Assim como brincávamos quando éramos crianças, tapou meus olhos com as mãos e logo me perguntou o que eu enxergava sem realmente poder ver. Esperava que minha resposta fosse “nada”, só porque já estava bem mais velha desde a última vez que fizemos isso.
“As pessoas crescem, mas não deixam de enxergar com o coração”, respondi. E fui dizendo, em seguida, que via um gramado bem verdinho com um jardim bem bonito e bem florido. Que mesmo com os olhos tapados, conseguia ouvir o canto dos passarinhos, o barulho da cachoeira que tinha por perto e várias vozes que, unidas, eram impossíveis de reconhecer.
Notando que comecei a sorrir, quis saber por que parei de falar. “É que vejo meus amigos, minha família, e você não vai acreditar: estou me vendo também. A cada pouquinho que ando, me vejo em várias idades”.
Ainda sorrindo, disse que te via quando era criança. Estava emburrado, mas que mesmo assim, brincava comigo. Com delicadeza pedi para que tirasse as mãos dos meus olhos e que também fechasse os seus.
Relutante, fez o que pedi e pegou despretensiosamente na minha mão. “É para a gente entrar na mesma história”, se justificou. E lá estávamos nós, com os dedos entrelaçados e na espera que esse simples gesto unisse a nossa imaginação.
Apertando meus dedos, falou que estava vendo o dia em que nos tornamos amigos e que depois chorávamos porque não conviveríamos mais, já que o ensino médio tinha acabado.
De fato, cada um seguiu a sua vida. Fiz tantos cursos, trabalhava todos os dias da semana e era quase um milagre tirar férias. Você trocou a cidade pelo campo e me oferecia teto quando resolvia aparecer.
O céu estava alaranjado logo que abrimos os olhos. Ainda de mãos dadas, levantamos e me levou até o carro. Abriu a porta para mim, me deu um abraço apertado e disse que já estava com saudades.
“Quando sentir minha falta, feche os olhos e pense em mim. Pense no que estou fazendo, no que aconteceu no dia de hoje e em tudo o que já vivemos. Quem sabe assim volto mais rápido, quem sabe assim você nem repara no tempo e se aproxima de mim.”

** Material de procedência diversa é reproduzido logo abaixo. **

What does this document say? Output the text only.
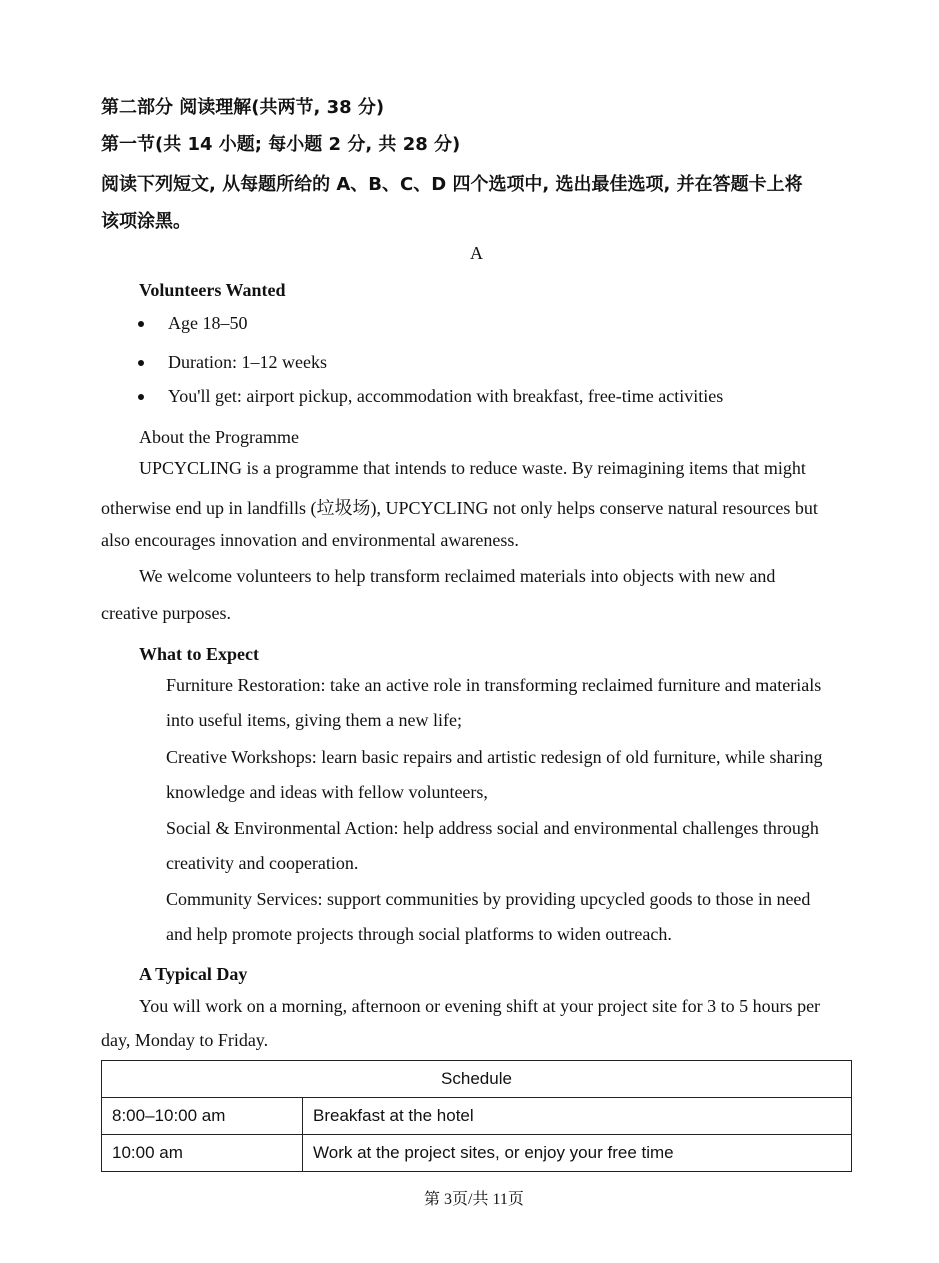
第二部分 阅读理解(共两节, 38 分)
第一节(共 14 小题; 每小题 2 分, 共 28 分)
阅读下列短文, 从每题所给的 A、B、C、D 四个选项中, 选出最佳选项, 并在答题卡上将
该项涂黑。
A
Volunteers Wanted
Age 18–50
Duration: 1–12 weeks
You'll get: airport pickup, accommodation with breakfast, free-time activities
About the Programme
UPCYCLING is a programme that intends to reduce waste. By reimagining items that might
otherwise end up in landfills (垃圾场), UPCYCLING not only helps conserve natural resources but
also encourages innovation and environmental awareness.
We welcome volunteers to help transform reclaimed materials into objects with new and
creative purposes.
What to Expect
Furniture Restoration: take an active role in transforming reclaimed furniture and materials
into useful items, giving them a new life;
Creative Workshops: learn basic repairs and artistic redesign of old furniture, while sharing
knowledge and ideas with fellow volunteers,
Social & Environmental Action: help address social and environmental challenges through
creativity and cooperation.
Community Services: support communities by providing upcycled goods to those in need
and help promote projects through social platforms to widen outreach.
A Typical Day
You will work on a morning, afternoon or evening shift at your project site for 3 to 5 hours per
day, Monday to Friday.
Schedule	
8:00–10:00 am	Breakfast at the hotel
10:00 am	Work at the project sites, or enjoy your free time
第 3页/共 11页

Entrei no carro com a promessa de fazer à mesma coisa. Liguei o motor, pisei no acelerador e já indo embora, olhei no retrovisor. E lá estava você, de olhos fechados...
De olhos abertos ou fechados, te levo comigo – pensei.
2 comentários:
Ultimamente cada texto tem sido mais lindo que seus antecessores, você cala fundo com todos eles, Gabi.
Parabéns!
Obrigada por comentar sempre, Dré.
Acho que tô na melhor fase da escrita.